Oh sure, there were the few who went into professions anyway, but it was very tough and most just settled for something lesser, like another friend whose dad wouldn’t send her to medical school so she became a lab tech in a big hospital instead.

I was fortunate; I got to live my dream of working for a newspaper when girls who had higher GPAs than I accepted jobs as secretaries at Houston oil companies. But I knew all along that gender had determined the size of my salary.

I think I had been born with the journalist’s disinclination to join groups or get involved in crusades, a characteristic that I wish cable TV reporters possessed today. So perhaps that’s why the NOW women seemed over the top. But on the way back to the newsroom after an interview with them for the States-Item Women’s section, the photographer who’d gone along on the assignment treated me to his opinion of feminists. He was vituperative, condescending, chauvinistic and full of crap.

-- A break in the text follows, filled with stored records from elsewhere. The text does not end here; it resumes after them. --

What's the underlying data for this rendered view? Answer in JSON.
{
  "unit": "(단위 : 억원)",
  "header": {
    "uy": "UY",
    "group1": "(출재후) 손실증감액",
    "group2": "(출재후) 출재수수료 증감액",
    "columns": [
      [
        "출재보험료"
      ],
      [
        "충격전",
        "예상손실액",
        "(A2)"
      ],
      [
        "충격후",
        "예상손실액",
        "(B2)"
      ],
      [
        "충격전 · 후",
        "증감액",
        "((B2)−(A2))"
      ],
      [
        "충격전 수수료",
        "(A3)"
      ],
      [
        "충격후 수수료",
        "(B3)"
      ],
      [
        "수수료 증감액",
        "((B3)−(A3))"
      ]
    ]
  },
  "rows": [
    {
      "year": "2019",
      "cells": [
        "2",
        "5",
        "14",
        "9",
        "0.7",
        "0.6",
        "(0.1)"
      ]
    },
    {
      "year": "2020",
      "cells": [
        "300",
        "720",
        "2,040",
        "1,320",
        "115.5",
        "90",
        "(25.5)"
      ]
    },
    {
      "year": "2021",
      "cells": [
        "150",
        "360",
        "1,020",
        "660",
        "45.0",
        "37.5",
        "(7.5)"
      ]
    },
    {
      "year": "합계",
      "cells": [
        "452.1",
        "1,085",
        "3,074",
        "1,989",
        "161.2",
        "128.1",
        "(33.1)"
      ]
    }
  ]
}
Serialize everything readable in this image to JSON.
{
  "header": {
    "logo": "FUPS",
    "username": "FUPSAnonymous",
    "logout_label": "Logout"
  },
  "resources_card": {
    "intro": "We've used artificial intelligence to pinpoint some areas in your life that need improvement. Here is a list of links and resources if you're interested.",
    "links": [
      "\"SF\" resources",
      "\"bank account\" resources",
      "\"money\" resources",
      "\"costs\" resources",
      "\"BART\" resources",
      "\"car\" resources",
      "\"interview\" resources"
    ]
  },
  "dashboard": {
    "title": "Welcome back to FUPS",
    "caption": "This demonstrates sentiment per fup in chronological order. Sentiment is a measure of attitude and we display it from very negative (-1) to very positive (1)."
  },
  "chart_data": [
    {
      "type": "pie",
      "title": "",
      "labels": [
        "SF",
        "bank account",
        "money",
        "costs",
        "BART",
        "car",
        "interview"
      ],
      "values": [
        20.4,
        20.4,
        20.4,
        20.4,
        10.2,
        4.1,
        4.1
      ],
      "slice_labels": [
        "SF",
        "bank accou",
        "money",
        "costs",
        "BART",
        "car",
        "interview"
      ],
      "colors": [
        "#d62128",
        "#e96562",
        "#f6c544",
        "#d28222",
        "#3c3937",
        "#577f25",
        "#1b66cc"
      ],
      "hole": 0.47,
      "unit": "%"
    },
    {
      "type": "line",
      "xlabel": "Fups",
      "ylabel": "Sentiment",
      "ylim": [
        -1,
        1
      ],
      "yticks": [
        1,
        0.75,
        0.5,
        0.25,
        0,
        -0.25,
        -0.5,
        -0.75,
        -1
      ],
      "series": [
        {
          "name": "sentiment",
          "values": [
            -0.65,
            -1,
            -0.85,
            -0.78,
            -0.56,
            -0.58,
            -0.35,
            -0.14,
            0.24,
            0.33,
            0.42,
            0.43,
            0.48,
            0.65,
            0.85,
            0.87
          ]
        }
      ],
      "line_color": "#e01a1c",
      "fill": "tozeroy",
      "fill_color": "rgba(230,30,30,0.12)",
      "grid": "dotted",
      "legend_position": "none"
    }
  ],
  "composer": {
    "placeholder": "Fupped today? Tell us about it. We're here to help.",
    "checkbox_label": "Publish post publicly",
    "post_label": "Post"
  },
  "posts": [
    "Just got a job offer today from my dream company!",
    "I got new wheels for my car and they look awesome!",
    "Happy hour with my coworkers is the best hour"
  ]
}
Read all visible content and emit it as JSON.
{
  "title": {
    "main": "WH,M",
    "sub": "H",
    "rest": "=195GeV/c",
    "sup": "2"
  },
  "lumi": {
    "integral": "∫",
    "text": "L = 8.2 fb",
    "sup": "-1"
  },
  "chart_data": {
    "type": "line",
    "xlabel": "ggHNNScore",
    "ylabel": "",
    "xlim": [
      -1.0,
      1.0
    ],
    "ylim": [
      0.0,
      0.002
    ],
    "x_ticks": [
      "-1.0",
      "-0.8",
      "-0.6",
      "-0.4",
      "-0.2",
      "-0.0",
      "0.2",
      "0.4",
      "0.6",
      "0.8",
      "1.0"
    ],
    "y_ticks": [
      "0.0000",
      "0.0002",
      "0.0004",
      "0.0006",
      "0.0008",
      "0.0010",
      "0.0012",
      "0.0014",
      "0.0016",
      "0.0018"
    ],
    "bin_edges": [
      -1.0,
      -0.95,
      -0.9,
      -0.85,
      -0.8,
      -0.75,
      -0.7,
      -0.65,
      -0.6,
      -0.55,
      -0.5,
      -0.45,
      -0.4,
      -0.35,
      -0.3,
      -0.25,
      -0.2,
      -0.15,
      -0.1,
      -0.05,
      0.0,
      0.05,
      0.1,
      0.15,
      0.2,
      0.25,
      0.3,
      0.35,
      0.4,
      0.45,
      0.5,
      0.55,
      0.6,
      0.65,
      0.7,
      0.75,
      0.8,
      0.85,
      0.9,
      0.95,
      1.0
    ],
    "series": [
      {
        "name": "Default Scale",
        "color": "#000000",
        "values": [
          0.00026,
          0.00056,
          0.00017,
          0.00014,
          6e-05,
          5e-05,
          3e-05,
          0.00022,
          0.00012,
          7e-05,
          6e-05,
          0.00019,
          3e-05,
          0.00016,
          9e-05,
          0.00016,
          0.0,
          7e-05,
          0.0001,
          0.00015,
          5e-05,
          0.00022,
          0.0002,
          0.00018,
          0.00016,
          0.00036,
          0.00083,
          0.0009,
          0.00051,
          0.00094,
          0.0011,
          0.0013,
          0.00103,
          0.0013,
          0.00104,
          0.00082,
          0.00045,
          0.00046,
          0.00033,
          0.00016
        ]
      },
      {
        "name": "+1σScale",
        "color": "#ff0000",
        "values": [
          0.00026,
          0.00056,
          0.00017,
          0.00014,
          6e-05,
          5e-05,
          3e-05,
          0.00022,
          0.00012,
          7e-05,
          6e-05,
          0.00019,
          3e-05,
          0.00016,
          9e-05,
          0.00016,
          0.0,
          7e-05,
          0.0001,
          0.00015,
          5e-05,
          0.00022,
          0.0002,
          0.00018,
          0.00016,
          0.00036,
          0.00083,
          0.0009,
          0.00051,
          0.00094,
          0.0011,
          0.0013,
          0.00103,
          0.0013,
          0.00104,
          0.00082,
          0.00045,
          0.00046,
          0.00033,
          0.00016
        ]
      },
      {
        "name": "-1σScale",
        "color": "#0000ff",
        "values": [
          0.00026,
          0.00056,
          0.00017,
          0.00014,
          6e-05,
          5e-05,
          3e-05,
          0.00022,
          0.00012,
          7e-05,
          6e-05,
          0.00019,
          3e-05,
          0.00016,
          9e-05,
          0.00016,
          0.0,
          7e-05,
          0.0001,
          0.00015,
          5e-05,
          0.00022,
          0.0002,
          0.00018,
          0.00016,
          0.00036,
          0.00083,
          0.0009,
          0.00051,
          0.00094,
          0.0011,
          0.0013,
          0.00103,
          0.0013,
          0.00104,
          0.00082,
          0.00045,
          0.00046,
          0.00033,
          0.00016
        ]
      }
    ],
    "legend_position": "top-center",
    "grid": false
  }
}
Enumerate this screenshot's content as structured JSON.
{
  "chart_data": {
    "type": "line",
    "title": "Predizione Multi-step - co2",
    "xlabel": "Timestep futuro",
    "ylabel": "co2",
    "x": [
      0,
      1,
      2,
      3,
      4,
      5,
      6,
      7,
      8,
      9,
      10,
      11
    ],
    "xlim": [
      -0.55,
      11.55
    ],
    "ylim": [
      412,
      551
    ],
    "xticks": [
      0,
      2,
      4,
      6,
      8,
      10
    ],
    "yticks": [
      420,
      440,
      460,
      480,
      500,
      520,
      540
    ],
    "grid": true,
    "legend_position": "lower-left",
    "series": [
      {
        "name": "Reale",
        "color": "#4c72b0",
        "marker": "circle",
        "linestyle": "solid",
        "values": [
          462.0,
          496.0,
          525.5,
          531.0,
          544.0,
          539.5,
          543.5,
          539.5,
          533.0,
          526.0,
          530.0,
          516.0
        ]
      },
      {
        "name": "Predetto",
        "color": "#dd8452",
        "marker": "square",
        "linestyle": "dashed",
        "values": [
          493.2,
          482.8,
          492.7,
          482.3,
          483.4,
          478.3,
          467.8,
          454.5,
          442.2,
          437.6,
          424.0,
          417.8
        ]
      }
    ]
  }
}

His tirade was mid-wife to the birth of a brand-new feminist, riding in the shotgun seat in his car.

Oh, when Betty Freidan and Germaine Greer came to town I kept my reporter’s cool objectivity. When I wrote up an interview with Phyllis Schlafly, doyen of those who would perhaps repeal the 19th Amendment if they could, I was especially proud of my skills. I got a letter thanking me for “hanging up that (w)itch to dry” and another praising my glowing account of her “important” agenda.

And the next year at work, I got three generous pay raises in the space of three months. Tell me I don’t owe the bra-burners.